As can be seen from the comparison between Examples and Comparative Examples, according to the pigment composition of the present invention, the contrast after firing at 230 ° C. for 1 hour is high, the change in chromaticity x is small (Δx), and the heat resistance is excellent. It is possible to obtain a color filter excellent in balance that the dielectric loss tangent is low and the reliability is high.

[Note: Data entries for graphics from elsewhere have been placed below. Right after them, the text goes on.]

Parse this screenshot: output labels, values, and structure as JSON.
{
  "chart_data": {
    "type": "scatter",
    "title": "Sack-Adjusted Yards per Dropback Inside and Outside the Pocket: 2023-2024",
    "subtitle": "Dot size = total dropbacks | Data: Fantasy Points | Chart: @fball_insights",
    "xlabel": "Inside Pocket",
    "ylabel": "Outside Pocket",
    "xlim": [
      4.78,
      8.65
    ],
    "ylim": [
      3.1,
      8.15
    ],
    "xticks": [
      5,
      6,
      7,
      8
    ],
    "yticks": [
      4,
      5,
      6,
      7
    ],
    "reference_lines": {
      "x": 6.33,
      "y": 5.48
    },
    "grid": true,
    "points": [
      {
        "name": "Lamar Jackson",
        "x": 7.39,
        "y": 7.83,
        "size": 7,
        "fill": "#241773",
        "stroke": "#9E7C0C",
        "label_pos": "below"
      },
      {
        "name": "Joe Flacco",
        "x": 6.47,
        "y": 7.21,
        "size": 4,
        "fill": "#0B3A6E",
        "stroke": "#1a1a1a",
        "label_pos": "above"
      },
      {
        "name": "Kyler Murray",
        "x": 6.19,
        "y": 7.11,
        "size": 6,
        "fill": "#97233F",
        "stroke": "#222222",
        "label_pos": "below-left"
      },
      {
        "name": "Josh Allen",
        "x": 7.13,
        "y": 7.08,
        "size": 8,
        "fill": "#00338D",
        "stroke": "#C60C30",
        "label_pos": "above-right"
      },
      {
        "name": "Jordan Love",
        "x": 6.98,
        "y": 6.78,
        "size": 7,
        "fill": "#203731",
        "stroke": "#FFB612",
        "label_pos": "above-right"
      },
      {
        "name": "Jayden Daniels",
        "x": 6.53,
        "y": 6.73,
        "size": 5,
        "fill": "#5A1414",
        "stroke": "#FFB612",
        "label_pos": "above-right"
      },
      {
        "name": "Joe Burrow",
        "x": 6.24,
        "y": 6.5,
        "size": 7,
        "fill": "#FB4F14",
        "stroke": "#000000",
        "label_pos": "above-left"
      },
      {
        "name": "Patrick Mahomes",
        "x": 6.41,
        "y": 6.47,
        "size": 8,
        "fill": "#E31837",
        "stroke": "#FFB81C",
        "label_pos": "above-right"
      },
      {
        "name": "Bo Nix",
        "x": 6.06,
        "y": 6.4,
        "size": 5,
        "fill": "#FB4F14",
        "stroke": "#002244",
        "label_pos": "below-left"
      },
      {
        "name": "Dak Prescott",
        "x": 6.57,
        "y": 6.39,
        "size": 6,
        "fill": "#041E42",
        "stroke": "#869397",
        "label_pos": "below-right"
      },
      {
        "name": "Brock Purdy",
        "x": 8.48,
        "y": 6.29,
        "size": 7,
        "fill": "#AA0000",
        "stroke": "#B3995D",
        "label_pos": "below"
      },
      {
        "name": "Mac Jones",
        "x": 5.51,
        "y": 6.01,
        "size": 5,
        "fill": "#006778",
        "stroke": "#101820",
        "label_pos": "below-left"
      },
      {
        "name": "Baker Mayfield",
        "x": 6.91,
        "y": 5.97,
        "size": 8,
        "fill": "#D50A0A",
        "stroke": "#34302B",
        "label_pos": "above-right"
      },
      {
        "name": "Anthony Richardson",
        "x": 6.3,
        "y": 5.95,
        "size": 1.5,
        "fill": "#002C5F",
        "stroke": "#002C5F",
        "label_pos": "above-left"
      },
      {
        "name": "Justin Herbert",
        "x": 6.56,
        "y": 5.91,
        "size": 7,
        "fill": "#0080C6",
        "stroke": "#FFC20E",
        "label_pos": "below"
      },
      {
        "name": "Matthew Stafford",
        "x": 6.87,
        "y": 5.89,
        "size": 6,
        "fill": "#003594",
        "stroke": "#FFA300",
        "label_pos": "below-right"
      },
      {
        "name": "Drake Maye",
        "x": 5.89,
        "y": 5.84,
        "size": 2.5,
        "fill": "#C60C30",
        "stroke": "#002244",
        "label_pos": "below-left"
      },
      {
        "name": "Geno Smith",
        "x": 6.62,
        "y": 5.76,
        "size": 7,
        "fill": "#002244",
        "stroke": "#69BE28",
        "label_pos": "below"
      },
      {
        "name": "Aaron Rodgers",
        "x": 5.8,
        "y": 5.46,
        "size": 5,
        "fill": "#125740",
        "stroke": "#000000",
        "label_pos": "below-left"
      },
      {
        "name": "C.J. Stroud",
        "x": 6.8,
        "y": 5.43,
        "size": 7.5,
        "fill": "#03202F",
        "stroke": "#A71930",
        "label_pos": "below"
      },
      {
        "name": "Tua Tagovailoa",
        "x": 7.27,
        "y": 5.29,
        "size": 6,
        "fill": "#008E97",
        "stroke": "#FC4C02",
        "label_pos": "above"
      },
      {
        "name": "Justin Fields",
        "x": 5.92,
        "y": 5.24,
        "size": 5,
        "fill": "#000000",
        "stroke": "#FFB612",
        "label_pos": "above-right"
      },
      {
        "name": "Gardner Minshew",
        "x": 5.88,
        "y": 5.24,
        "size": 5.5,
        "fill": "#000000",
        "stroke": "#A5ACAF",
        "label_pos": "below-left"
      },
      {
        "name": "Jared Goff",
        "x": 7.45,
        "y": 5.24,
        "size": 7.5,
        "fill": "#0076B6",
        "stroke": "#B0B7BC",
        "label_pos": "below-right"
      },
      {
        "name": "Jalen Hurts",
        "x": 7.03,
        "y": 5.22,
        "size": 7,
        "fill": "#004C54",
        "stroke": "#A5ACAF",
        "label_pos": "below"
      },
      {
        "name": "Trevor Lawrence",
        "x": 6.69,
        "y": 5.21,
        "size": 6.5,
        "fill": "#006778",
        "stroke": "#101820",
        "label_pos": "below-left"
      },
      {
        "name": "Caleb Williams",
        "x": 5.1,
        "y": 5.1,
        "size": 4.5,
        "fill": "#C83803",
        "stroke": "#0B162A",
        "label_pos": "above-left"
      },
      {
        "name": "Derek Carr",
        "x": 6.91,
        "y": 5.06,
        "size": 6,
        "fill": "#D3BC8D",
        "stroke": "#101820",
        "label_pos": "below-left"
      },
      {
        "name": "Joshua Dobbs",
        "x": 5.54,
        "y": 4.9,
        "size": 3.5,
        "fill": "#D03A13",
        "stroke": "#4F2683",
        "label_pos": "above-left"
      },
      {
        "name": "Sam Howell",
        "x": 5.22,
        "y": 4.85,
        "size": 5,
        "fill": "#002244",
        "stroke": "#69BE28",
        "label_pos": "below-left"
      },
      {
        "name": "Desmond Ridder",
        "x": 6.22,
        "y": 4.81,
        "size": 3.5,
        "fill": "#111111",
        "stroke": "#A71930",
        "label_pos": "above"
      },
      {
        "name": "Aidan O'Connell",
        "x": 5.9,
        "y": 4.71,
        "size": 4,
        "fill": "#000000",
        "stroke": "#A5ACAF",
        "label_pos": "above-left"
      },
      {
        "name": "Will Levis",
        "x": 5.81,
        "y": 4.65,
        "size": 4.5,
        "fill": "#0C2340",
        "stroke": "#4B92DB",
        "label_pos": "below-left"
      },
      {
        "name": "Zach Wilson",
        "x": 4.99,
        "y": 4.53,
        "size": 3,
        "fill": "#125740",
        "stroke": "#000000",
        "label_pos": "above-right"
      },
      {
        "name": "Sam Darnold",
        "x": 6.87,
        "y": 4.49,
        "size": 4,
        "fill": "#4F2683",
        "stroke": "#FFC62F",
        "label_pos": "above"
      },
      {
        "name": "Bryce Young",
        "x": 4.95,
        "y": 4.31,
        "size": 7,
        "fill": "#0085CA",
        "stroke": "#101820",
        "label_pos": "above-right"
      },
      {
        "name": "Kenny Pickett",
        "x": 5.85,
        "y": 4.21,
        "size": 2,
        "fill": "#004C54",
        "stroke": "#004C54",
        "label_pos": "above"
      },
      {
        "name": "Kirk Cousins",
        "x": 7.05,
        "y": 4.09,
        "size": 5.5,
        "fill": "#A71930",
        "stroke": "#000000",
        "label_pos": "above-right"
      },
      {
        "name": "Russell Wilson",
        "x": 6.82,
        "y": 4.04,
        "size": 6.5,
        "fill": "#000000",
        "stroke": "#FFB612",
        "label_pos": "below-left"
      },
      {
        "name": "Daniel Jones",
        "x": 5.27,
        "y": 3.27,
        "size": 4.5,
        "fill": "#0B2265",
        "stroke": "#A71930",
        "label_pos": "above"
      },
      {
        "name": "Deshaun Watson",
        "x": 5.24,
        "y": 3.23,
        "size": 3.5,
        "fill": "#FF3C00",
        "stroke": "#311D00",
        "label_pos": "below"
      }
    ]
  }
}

In Examples 1 to 9, the contrast after firing for 1 hour at 230 ° C. is high, the change in chromaticity x (Δx) is small (high heat resistance), and the dielectric loss tangent is low, as compared with Comparative Examples 1 to 4. It can be seen that the balance of various required characteristics required for the color filter (high electrical reliability) is excellent. Furthermore, in Examples 10 to 11, it is understood that the performance is remarkably improved by adding a specific metal complex. In addition, Examples 6 to 11 also show a secondary effect of improving the light resistance.

Claims

What is claimed is: 1. A pigment composition for color filters comprising a phthalocyanine pigment and an azomethine copper complex pigment,
A pigment composition for a color filter, wherein the mass ratio of the phthalocyanine based pigment to the azomethine copper complex based pigment is 99.9 / 0.1 to 96.5 / 3.5.
The pigment composition for color filters according to claim 1, wherein the phthalocyanine pigment is a phthalocyanine pigment having zinc or aluminum as a central metal.
The pigment composition for color filters according to claim 1, wherein the phthalocyanine pigment is a halogenated zinc phthalocyanine pigment.
Azomethine copper complex pigments are C.I. I. Pigment Yellow 129. The pigment composition for a color filter according to any one of claims 1 to 3, which is characterized in that
A color filter comprising the pigment composition for a color filter according to any one of claims 1 to 4.